Obblighi informativi dell’Avvocato in caso di rinuncia o revoca del mandato. Il dovere di comunicazione della professionista nei confronti della persona già assistita persisteva comunque nella fattispecie. Tanto indipendentemente dall’accertamento della sussistenza , in concreto, di una ipotesi di rinuncia ovvero di revoca del mandato conferito. Al riguardo non può che condividersi l’orientamento secondo cui pur se l’art. 47 (ora 32) del codice deontologico disciplina la sola fattispecie della rinuncia al mandato, tuttavia la fattispecie, seppur diversa, della revoca deve ritenersi fonte dei medesimi obblighi di comunicazione da parte del professionista.

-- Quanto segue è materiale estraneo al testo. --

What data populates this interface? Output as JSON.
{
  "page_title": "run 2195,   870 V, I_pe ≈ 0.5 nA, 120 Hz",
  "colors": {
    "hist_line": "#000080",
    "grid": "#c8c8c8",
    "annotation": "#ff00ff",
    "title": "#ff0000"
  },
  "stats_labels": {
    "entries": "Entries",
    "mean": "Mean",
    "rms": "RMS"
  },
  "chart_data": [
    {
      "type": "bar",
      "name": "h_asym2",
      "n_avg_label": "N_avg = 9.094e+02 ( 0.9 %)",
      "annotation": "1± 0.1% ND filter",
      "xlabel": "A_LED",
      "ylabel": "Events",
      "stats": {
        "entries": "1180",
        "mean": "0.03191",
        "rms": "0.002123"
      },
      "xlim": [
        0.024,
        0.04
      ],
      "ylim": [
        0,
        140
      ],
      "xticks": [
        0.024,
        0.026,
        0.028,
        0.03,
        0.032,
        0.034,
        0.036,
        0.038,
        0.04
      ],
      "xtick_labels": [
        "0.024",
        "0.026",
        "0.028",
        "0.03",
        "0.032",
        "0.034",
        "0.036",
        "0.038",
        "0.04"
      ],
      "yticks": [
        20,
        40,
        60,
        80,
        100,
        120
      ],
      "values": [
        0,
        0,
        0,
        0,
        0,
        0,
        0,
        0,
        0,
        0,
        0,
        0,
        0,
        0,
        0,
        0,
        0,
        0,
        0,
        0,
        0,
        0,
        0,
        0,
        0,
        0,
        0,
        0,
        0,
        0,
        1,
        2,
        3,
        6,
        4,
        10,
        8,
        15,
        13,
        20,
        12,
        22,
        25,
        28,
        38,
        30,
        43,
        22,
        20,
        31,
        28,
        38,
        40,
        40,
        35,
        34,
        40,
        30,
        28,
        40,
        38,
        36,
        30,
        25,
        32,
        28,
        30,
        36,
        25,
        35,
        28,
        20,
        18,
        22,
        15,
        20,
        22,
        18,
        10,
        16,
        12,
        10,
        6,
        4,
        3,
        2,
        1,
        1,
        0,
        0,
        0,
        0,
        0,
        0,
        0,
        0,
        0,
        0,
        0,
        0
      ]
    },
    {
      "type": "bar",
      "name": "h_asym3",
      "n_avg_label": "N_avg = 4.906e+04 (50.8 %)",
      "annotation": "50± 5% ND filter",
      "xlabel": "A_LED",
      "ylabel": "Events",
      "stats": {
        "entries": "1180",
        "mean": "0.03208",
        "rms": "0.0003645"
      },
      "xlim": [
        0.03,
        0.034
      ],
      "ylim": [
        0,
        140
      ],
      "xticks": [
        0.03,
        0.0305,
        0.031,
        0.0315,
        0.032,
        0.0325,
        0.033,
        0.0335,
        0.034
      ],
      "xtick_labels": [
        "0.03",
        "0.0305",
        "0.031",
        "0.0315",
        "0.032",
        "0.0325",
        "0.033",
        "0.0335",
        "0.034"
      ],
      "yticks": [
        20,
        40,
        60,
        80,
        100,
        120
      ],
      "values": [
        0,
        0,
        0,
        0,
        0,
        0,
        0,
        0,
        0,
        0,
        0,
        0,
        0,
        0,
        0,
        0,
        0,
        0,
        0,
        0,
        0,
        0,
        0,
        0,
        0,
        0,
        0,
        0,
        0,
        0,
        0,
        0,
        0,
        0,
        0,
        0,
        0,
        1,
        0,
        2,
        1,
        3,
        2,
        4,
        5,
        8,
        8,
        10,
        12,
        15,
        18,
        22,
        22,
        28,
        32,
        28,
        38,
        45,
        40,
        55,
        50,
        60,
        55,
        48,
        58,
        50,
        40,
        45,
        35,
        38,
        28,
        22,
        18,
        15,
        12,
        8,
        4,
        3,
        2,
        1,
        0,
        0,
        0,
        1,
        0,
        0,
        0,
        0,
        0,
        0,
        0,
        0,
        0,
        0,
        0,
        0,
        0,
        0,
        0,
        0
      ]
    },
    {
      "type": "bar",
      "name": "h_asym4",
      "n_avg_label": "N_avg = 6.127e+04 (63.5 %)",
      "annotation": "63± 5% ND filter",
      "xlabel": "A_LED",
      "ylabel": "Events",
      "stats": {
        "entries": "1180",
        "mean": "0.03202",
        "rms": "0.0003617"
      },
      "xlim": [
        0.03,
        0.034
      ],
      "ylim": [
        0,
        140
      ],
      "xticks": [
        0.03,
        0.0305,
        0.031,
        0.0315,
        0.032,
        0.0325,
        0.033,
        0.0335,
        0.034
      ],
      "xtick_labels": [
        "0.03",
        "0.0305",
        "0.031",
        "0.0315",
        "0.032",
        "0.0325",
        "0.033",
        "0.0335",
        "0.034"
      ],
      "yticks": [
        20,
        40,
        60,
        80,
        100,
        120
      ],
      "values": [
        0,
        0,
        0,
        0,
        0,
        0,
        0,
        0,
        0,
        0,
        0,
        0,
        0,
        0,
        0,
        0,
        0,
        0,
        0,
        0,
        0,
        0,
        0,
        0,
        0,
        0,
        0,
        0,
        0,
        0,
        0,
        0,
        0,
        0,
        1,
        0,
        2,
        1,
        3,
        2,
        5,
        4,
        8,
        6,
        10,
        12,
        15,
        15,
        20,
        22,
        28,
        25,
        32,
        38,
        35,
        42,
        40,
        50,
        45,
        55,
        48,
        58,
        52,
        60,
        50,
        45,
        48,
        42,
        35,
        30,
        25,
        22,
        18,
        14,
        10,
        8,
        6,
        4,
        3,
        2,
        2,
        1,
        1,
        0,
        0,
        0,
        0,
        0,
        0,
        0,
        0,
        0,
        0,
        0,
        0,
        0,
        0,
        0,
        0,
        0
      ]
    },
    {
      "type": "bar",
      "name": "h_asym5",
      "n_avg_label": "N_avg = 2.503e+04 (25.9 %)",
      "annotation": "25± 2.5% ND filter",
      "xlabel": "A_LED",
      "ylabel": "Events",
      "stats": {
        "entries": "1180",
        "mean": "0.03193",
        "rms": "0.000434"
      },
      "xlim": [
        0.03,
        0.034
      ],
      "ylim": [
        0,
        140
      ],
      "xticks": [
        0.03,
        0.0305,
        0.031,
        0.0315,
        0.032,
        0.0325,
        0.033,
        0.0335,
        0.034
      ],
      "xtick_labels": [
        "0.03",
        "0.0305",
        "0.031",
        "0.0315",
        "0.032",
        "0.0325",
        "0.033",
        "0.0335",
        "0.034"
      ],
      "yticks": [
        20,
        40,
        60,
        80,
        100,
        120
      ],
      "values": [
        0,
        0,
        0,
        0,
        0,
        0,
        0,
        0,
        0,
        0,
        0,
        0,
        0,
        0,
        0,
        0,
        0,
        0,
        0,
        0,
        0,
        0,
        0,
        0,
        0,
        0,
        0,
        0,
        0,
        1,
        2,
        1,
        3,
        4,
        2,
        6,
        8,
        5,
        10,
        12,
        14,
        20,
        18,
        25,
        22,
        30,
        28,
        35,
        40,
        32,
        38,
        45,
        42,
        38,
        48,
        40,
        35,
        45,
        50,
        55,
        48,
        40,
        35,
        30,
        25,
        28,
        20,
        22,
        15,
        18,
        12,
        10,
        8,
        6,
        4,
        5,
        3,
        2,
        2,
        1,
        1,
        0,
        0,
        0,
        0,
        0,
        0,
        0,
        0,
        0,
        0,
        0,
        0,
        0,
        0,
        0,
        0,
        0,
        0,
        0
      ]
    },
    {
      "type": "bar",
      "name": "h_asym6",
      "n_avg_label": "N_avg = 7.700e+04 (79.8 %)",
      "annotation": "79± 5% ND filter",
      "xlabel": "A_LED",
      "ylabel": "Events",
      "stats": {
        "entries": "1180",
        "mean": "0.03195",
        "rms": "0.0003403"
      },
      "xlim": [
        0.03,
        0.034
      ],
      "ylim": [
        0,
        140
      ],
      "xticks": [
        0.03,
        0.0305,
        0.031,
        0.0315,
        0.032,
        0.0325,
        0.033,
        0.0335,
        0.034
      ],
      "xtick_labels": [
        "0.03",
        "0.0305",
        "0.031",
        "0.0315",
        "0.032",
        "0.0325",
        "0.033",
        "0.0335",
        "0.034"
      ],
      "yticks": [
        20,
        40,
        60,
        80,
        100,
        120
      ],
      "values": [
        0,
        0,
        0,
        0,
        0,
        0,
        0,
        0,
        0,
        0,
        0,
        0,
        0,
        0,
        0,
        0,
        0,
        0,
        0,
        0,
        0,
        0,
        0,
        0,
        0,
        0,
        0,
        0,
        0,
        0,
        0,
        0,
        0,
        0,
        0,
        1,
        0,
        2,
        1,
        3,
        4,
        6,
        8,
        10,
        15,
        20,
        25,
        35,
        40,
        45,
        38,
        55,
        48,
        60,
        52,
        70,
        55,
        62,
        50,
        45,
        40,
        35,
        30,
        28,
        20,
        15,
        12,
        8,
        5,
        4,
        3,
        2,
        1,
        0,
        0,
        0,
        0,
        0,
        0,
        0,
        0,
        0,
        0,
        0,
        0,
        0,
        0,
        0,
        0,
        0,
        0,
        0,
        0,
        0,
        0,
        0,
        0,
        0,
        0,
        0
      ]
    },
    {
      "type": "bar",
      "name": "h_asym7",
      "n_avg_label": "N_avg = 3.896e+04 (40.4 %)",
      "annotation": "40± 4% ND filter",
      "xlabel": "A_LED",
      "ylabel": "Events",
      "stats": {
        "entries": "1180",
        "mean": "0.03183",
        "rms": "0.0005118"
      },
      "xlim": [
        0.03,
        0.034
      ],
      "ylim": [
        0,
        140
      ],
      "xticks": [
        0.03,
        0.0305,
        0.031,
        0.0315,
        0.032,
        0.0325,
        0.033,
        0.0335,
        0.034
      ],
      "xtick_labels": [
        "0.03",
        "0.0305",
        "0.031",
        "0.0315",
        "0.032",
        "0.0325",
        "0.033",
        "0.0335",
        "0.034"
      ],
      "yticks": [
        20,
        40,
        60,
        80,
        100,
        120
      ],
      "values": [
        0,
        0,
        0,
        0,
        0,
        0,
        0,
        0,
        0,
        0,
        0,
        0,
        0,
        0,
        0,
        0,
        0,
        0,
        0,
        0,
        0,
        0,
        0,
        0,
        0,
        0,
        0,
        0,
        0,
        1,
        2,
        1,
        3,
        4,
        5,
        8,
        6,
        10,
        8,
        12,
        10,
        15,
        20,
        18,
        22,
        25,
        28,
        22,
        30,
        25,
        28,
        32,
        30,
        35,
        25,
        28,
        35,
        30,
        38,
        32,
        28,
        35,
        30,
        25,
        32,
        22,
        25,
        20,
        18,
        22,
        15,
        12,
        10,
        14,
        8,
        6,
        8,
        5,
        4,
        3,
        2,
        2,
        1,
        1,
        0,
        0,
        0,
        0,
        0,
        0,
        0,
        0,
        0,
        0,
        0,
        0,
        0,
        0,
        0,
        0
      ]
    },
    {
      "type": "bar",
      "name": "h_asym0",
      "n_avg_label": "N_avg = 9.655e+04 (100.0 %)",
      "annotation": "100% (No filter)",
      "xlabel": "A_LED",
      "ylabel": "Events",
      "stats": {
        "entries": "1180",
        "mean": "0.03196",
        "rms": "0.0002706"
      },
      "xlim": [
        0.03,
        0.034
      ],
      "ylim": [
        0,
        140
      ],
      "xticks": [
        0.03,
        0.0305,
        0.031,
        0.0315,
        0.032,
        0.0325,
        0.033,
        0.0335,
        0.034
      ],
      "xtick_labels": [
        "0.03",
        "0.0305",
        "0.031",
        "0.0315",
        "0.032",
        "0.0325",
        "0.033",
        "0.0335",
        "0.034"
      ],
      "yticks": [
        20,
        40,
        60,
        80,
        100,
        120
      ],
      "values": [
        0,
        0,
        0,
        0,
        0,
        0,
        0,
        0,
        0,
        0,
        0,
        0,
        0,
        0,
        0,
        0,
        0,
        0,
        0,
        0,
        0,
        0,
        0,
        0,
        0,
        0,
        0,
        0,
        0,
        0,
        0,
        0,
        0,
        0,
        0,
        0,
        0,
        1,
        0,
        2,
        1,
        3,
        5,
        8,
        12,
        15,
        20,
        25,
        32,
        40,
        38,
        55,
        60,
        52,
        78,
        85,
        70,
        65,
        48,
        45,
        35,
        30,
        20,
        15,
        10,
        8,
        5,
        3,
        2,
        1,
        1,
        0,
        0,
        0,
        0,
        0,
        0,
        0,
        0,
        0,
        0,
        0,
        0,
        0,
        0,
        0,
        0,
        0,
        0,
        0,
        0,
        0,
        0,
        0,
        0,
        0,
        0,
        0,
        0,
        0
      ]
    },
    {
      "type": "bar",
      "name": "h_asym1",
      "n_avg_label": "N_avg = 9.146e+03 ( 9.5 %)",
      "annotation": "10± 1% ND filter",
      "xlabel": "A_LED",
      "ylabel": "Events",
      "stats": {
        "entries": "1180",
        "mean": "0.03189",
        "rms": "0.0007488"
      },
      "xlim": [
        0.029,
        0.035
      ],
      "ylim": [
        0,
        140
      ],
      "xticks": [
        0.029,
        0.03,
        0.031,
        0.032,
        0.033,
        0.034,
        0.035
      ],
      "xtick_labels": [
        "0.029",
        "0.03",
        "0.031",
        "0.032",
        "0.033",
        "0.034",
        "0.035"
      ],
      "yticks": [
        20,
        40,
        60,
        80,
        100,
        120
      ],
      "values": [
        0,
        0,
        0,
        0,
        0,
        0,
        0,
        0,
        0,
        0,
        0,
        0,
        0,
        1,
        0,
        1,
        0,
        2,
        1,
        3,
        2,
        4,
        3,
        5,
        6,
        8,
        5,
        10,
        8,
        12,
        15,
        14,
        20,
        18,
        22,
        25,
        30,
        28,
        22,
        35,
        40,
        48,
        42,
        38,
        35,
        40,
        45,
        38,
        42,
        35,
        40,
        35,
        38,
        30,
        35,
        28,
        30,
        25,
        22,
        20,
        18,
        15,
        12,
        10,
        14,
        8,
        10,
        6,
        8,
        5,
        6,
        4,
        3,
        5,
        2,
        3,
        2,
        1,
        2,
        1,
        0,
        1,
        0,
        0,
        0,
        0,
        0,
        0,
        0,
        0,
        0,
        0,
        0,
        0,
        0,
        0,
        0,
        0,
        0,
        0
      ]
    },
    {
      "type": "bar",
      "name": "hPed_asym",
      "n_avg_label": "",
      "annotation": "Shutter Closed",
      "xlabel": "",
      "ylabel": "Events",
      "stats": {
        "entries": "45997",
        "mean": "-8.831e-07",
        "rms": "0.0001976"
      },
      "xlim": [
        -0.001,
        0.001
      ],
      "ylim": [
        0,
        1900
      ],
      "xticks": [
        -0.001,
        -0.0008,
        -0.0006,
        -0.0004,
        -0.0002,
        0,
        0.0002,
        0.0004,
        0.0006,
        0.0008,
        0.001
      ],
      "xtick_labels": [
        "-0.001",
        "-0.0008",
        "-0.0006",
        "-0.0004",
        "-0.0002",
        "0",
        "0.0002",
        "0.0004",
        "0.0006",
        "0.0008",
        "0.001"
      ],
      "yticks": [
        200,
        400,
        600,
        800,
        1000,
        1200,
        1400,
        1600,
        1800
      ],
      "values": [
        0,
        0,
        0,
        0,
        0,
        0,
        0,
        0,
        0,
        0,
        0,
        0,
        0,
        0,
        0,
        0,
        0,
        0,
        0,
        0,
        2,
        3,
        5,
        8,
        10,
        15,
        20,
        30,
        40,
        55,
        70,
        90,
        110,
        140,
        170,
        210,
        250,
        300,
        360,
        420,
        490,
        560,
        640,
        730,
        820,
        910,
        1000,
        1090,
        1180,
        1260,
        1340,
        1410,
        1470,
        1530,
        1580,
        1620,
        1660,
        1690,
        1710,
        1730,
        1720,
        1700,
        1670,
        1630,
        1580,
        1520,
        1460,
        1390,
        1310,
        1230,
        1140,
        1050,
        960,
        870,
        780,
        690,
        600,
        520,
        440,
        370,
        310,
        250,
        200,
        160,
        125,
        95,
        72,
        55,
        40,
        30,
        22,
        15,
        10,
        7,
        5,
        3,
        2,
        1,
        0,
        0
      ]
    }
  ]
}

Tanto in quanto anche la revoca del mandato costituisce, al pari della rinuncia, una analoga soluzione di continuità nell’assistenza tecnica e, quindi, deve ritenersi sottoposta ad identiche ragioni di tutela in favore della parte assistita con conseguente sussistenza in capo al difensore, ancorchè revocato, dei medesimi obblighi informativi necessari al fine di non pregiudicare la difesa dell’assistito.


Va , inoltre, evidenziato che nella concreta fattispecie in esame l’omessa comunicazione alla parte del rinvio di udienza avrebbe consentito più opportunamente la difesa dell’assistita a mezzo di memoria istruttoria con eventuale nuovo difensore e , pertanto, la sanzionata condotta della ricorrente rilevava comunque almeno sotto il profilo della correttezza e diligenza (artt. 6 e 8 cod. deontologico previgente e 9 e 12 codice deontologico vigente). Infine va evidenziato che, anche per il caso di fattispecie non espressamente tipizzata, è pur sempre possibile ricondurre in via analogica una condotta deontologicamente
rilevante alla previsione di analogo illecito considerato espressamente dalla norma regolamentare deontologica. Il motivo va, quindi, respinto.